そしてDDの段階でネガティブなポイントばかりを突かれて、結局、大幅にディスカウントされた最終価格を提示される可能性があります。

 

 一方、M&Aをわかっているオーナーが、「類似企業ではEV/EBITDA倍率が5倍程度で売られている。当社もその水準に当てはめると、売却価格は5億円です」と、きちんとした根拠とともに価格を提示したらどうでしょうか。

 

 買い手は「この社長、わかっているな」と感心して、こちらの会社と話を進めようと思うはずです。DDの段階でも、「EBITDA5倍の5億円という提示価格は適正なのか?」を検証すればいいので、調査が比較的しやすいといえます。

 

 だからこそ、希望売却価格の根拠をうまく説明できるようになることが大切なのです。

 

 何度か説明したように、実は株価算定の大部分は後付けのロジックでしかありません。「まずいくらで売りたい」という希望を設定してから、そのロジックを説明するためのストーリーを考えることも可能です。

 

 そんなこじつけのストーリーであっても、何も示さないよりはだいぶマシです。
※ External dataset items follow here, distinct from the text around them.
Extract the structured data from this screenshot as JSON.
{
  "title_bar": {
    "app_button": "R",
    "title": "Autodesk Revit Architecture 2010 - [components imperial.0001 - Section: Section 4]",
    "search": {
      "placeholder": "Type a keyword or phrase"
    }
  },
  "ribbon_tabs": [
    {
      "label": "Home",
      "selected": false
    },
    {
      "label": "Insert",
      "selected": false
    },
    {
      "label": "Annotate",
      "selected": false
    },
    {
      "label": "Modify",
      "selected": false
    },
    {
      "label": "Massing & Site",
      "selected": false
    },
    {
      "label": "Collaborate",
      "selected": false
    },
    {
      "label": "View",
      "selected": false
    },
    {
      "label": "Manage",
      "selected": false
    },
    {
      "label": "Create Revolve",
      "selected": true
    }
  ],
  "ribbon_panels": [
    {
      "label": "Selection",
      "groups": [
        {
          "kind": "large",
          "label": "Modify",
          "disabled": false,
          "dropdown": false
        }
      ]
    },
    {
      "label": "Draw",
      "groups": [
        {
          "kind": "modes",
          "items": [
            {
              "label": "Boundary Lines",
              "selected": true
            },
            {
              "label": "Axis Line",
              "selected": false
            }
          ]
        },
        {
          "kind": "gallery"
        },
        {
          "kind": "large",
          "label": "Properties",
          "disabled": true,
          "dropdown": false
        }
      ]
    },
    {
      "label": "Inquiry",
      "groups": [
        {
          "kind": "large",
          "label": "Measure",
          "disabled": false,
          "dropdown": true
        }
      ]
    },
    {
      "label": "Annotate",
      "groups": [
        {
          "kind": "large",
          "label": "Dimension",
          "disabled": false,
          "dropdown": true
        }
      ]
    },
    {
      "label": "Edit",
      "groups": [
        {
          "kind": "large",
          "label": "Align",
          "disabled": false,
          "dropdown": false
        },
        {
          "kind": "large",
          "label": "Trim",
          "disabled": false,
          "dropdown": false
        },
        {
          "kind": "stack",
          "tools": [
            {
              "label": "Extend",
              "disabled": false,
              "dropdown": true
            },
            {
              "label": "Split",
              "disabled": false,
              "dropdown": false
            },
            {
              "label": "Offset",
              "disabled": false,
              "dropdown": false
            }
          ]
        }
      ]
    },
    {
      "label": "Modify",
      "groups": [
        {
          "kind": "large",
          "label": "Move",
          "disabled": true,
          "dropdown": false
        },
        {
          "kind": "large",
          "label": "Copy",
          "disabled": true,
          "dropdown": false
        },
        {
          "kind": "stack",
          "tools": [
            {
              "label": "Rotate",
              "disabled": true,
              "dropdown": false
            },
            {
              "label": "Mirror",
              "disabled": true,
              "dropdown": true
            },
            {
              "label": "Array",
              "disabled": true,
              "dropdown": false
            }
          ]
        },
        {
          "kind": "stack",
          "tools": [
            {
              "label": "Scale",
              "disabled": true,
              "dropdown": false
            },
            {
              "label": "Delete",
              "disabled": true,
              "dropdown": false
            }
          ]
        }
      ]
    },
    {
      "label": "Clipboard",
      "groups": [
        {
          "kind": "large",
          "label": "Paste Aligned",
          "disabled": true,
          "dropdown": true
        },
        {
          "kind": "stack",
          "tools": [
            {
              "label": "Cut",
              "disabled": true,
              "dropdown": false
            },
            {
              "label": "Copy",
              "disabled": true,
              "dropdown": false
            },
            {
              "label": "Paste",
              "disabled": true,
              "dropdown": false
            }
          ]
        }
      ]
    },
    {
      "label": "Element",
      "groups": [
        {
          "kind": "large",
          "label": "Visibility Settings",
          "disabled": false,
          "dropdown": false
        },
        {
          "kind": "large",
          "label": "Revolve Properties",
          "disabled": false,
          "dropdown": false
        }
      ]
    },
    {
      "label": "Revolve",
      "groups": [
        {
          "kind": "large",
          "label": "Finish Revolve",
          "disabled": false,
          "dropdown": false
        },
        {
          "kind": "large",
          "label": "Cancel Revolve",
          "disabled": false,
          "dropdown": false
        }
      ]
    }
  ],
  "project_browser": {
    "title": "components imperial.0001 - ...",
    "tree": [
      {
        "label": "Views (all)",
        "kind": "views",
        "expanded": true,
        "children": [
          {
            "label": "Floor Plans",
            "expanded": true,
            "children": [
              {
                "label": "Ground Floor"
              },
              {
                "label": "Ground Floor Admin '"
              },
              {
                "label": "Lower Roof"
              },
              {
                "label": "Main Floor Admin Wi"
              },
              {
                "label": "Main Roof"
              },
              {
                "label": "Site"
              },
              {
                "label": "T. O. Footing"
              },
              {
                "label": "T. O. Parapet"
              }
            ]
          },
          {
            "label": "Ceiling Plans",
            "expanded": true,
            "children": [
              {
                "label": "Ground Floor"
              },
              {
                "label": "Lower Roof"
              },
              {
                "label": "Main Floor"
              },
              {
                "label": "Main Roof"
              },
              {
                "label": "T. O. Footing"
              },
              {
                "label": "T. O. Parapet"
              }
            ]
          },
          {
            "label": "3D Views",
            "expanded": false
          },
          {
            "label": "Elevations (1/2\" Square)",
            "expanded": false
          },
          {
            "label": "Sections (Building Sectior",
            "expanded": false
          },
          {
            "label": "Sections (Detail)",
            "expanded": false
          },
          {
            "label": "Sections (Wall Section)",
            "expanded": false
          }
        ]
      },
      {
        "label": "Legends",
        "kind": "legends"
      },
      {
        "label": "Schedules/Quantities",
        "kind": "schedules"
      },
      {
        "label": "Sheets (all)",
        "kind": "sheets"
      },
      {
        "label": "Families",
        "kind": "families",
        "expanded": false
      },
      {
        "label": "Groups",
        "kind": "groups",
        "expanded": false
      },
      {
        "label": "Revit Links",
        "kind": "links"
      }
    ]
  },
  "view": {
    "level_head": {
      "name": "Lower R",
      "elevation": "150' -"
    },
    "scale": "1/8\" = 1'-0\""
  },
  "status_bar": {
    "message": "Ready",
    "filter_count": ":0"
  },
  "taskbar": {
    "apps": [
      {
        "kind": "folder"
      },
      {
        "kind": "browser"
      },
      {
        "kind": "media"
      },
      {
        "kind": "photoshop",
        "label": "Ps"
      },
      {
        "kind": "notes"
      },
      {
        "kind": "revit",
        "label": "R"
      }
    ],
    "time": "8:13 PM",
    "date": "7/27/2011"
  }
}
こちらの意図を、根拠とともにきちんと伝えることで、買い手のペースに巻き込まれることなく交渉を進められます。 

 

■【交渉術】■Point.7 悪いことこそ初めに伝えておく

 

 すでに説明した通り、基本合意の段階で提示された金額が、DD後に上がることはありません。どちらかといえば、あらを探し、値下げ交渉をするためにDDをしているともいえます。

 

 ですからDDの段階でこれまでに伝えていないネガティブな要因が発覚すれば、それは確実に値下げ交渉の材料にされてしまいます。

 

 DDへの対応は大変です。資料依頼リストに記載された資料を用意するだけでもひと苦労ですし、追加でもいろいろ求められます。しかも、従業員には気づかれないように進める場合には、経営者の負荷は非常に大きいです。

 

 その結果、いろいろな指摘事項が見つかり、結局値下げされることになります。売却経験者に話を聞いても、DD後に値下げを打診されたという話がほとんどです。

 

 だからこそ、基本合意を締結する前に、ネガティブな要因はすべて開示しておくことが大切です。懸念事項もすべて開示したうえで基本合意を取り交わせば、それはDD後の値下げ交渉の材料にはなりません。

 

 主要な取引先との契約書がない、会社のお金を公私混同している、訴訟リスクを抱えているなど、あらかじめわかっているリスクや懸念点は、「聞かれなかったから」と隠すのではなくて、自ら率先して基本合意の前に伝えておきましょう。